Large, foreign-owned companies are undercutting their smaller British competitors, thanks to a loophole in the IR35 tax legislation, and fast track visas for IT workers from India and Eastern Europe, claims the Professional Contractors Group (PCG).
Earlier this year, the Government announced its intention to slash waiting times for work permits in sectors such as IT to address skills shortages in this country. However, the PCG believes that the 'fast track visa' scheme is allowing certain multi-national companies to employ foreign IT workers on low salaries, only to "rent" them to clients for inflated fees.
This, together with the IR35 legislation which imposes higher tax and National Insurance payments on independent entrepreneurs, is giving big businesses an unfair and non-competitive advantage over their smaller counterparts, argues the Group.
In evidence, the PCG cites a report on contractor website, Shout99, which names at least one City recruitment firm as allegedly exploiting the tax loophole to earn greater income.
According to the contractor on whose information the article is based, the client - for whom he also works - is apparently paying the recruitment firm £75,000 for each Indian worker on his site. In turn, the agency pays these recruits only £12,000 each in wages, plus accommodation.
"The guys are very happy with their salaries, as this is fantastic money compared to back home (in India) and they get to travel a lot too," writes the contractor.
Andy White, who wrote the story on the Shout99 website, believes the account highlights the unfairness of IR35 and stresses that independent contractors do not object to immigrants working in IT here.
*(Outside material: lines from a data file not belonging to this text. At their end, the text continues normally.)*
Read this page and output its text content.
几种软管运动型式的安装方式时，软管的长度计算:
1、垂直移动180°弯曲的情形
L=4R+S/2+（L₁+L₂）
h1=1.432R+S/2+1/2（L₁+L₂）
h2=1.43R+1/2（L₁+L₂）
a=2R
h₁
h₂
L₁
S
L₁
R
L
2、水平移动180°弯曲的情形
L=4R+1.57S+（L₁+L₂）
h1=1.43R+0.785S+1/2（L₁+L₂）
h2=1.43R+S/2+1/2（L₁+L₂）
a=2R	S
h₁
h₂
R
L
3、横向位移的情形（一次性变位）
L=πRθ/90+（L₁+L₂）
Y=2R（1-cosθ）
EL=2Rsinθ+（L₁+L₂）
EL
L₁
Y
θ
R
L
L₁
Rather, they are opposed to foreign firms getting a tax break which allows them to charge British clients less than contractors do, says White. "In general, contractors have no problem with competition, as long as the playing fields are even," he adds.
Despite fierce opposition from bodies such as the PCG, Paymaster General Dawn Primarolo is driving the legislation through Parliament in the Finance Bill. PCG chairman, Gareth Williams has called on the Government to reconsider its "divisive and unfair" legislation. "The Prime Minister has made claims to support enterprise, information technology and small business, yet his Ministers are destroying them," argues Williams. "If he means what he says - and to prove it's not just more empty words - he should reconsider this proposal."